We should keep striving to be better–but we should do it for the benefit of our children, not so that we feel good about ourselves.

And in the end of it, I don’t want to be a good mom as much as I want to be an instrument in the hands of God to do what he would have me do. And that may mean forgetting about whether I am a good mom or a bad mom and just trying a little harder.

Pain can be good

In the city finals course during an episode of American Ninja Warriors last year, Jessie Graff was trying to finish the course but was exhausted and didn’t have the strength to finish. She fell, knowing she had reached her limit. But throughout it all, she was smiling. When asked about it during the interview after the run, she said that she was smiling because she knew she was getting stronger.

I have remembered that for a while. I tend to avoid pain–a lot of us do. But lots of good things in life cause us pain, whether it’s the physical pain of exercise, the anxiety of talking to new people, or the frustration of trying a new skill. Often, the things we value cause us a a lot of pain too: I value my children and love them a lot, so when they are crying or struggling, it makes me hurt too because I want them to be happy.

There are two lessons in all of this:

  1. Often, we have pain because we are doing something difficult. And since we aren’t as strong as we want to be, it hurts. But if we persist and hang in there, we will become stronger. Pain can be good because it means we are stretching ourselves to do better. Instead of getting frustrated and just always doing what we are already good at, it’s better to push ourselves–it will hurt, but it’s worth it.
  2. The things that we value can cause us a lot of pain because we value them so much. This pain can cause us to do a lot of stupid stuff when we try to avoid it–like getting angry at our children when they are crying. We really want them to be happy–that’s why their crying is bothering us in the first place. But when we misinterpret our pain and forget what we actually value, we end up hurting the things that we love the most. A better way is knowing that the pain is okay and that avoiding the pain isn’t the answer–remembering what we love and value is.

Avoiding pain can be incredibly damaging. Now, sometimes we have pain that tells us we need to change our actions–like when we are injured, or we feel guilt. But it’s not like good choices lead to comfort and bad choices lead to pain. Sometimes, really good choices result in a lot of pain. But they are still good choices. The easy choice can often be a very negative thing.

We should remember what we value and push ourselves to become better and better at living those values. While that can be painful, it can also bring us a great amount of joy.

It’s okay to make a decision even if you are uncertain

Recently, I’ve been making some decisions about my life. If you know me well, you know I am not the most decisive person in the world. I feel a lot of uncertainty sometimes, and it’s difficult for me to make a decision.
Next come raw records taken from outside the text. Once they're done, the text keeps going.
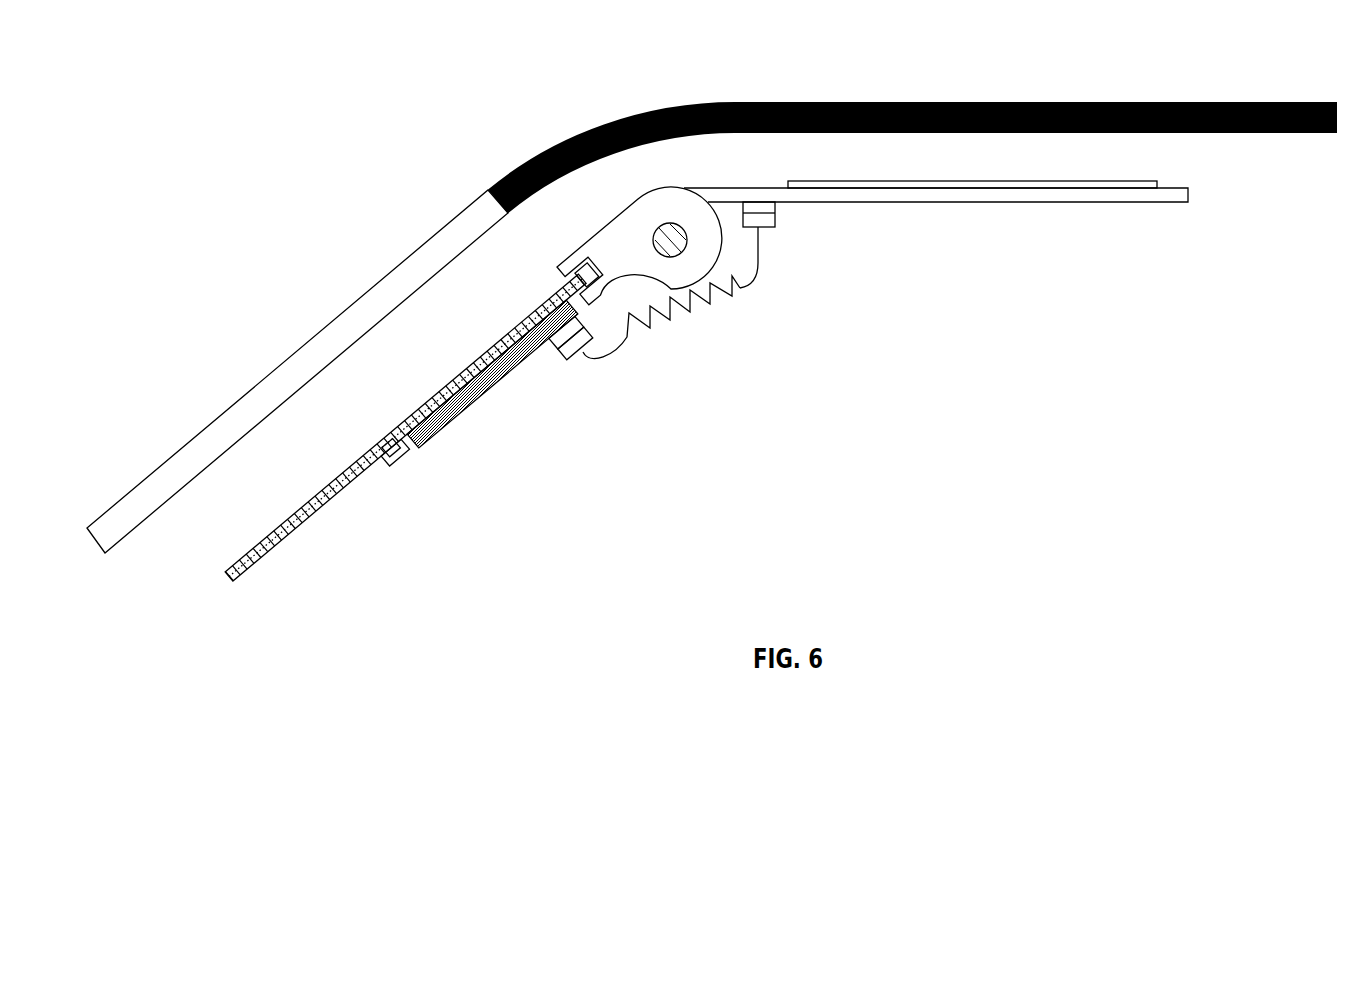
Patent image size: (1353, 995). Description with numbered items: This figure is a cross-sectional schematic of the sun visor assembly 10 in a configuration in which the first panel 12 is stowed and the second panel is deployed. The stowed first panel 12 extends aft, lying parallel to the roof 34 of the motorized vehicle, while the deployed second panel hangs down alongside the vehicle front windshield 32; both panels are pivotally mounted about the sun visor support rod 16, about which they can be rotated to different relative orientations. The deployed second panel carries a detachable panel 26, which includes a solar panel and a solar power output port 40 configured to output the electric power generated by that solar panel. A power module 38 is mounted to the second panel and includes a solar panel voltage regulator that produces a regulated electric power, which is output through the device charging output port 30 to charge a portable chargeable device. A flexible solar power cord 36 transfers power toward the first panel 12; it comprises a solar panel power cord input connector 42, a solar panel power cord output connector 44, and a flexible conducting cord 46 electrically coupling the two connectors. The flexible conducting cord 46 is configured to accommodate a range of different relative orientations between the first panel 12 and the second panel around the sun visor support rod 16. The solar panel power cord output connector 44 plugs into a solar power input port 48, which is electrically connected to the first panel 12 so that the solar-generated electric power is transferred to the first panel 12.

The sun visor assembly 10 is at (850, 397).
The first panel 12 is at (1130, 203).
The sun visor support rod 16 is at (668, 238).
The detachable panel 26 is at (293, 528).
The device charging output port 30 is at (400, 457).
The vehicle front windshield 32 is at (317, 348).
The roof 34 is at (987, 102).
The flexible solar power cord 36 is at (698, 410).
The power module 38 is at (458, 417).
The solar power output port 40 is at (550, 347).
The solar panel power cord input connector 42 is at (563, 360).
The solar panel power cord output connector 44 is at (777, 228).
The flexible conducting cord 46 is at (693, 318).
The solar power input port 48 is at (775, 210).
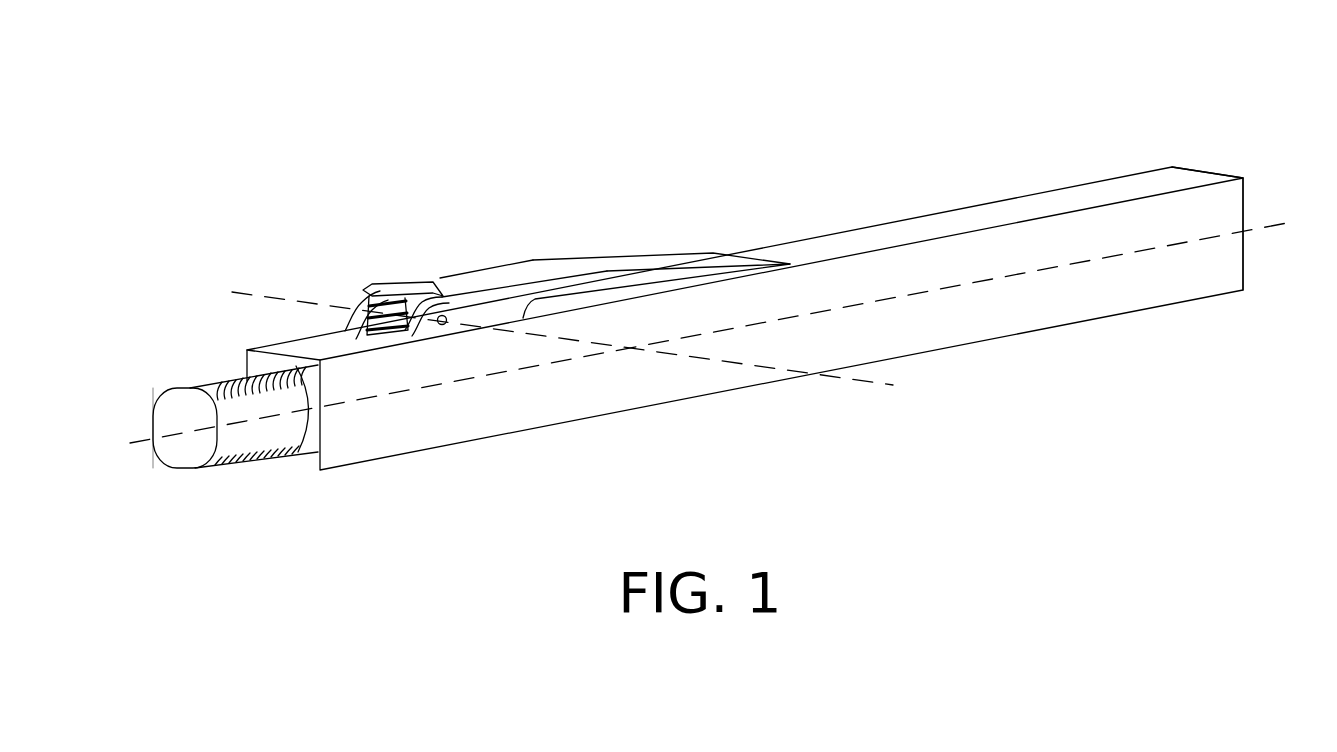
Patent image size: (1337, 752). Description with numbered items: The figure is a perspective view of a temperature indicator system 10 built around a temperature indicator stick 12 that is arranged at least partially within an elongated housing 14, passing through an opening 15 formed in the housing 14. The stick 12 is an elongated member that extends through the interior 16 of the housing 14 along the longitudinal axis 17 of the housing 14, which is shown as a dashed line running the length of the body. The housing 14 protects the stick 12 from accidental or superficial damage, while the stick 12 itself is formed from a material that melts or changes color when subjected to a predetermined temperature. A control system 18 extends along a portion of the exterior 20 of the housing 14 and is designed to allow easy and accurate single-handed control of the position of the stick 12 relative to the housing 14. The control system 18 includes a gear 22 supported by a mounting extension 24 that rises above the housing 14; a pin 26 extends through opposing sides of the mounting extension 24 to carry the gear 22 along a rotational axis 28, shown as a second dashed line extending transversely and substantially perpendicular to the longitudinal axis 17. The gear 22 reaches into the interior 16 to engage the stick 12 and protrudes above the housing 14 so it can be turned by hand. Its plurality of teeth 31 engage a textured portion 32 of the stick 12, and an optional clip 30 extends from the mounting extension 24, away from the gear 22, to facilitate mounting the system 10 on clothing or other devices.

The temperature indicator system 10 is at (852, 108).
The temperature indicator stick 12 is at (186, 455).
The housing 14 is at (975, 212).
The opening 15 is at (258, 454).
The interior 16 is at (264, 365).
The longitudinal axis 17 is at (1280, 226).
The control system 18 is at (438, 235).
The exterior 20 is at (1194, 155).
The gear 22 is at (378, 323).
The mounting extension 24 is at (475, 262).
The pin 26 is at (442, 325).
The rotational axis 28 is at (856, 381).
The clip 30 is at (657, 262).
The teeth 31 is at (393, 287).
The textured portion 32 is at (204, 345).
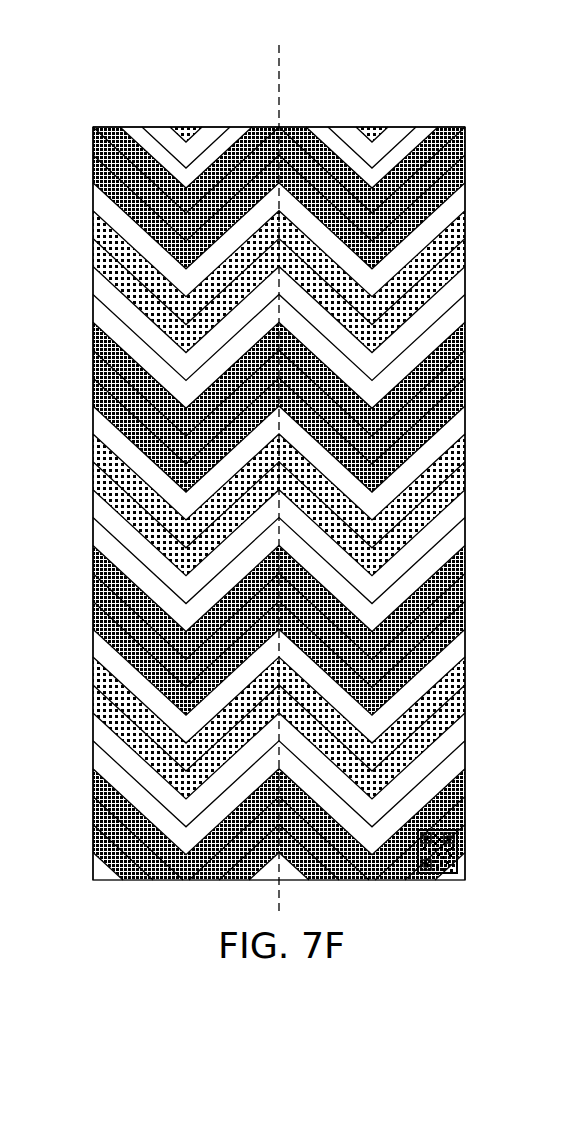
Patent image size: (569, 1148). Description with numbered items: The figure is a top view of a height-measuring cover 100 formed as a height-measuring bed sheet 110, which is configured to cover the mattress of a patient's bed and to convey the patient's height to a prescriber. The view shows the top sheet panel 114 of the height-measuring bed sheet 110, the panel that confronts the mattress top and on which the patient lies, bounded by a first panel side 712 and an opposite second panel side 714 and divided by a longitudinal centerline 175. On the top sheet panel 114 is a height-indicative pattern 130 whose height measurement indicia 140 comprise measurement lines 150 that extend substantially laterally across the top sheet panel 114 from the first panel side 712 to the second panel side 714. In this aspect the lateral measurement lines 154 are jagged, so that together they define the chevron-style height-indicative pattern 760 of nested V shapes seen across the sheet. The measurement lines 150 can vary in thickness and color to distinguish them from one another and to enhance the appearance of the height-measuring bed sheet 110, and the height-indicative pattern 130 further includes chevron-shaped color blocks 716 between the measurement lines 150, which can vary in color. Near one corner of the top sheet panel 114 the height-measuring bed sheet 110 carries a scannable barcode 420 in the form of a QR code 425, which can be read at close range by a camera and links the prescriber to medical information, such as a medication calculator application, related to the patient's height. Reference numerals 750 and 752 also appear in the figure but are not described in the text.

The height-measuring cover 100 is at (325, 462).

Part of this is that I see pros and cons without being able to measure them very well, and I focus on the fact that even good decisions aren’t perfect. I can’t see the future, so I’m not exactly sure if I will really enjoy something or not. I don’t know if it will be worth it. But I have to make that decision anyway.

I want to be 100% certain of something before I decide to do it. But I’m rarely very certain of anything.

So instead of just going for it, I languish in the land of uncertainty.

The other day, as I was rethinking a decision yet again, I realized that I could still make the decision and be uncertain about it. I didn’t have to make a complex calculation of what was best and if it would be worth my time and money. I could just go for it and see.

I think that’s what decisive people are good at: they aren’t certain all the time, but they are willing to make decisions and go forward even with the uncertainty. If it feels and sounds mostly right, that’s enough.

I want to know exactly how things will turn out before they happen. I’m afraid of making mistakes. But we will make mistakes, and it’s okay. We just do the best with what we have and go forward without fear.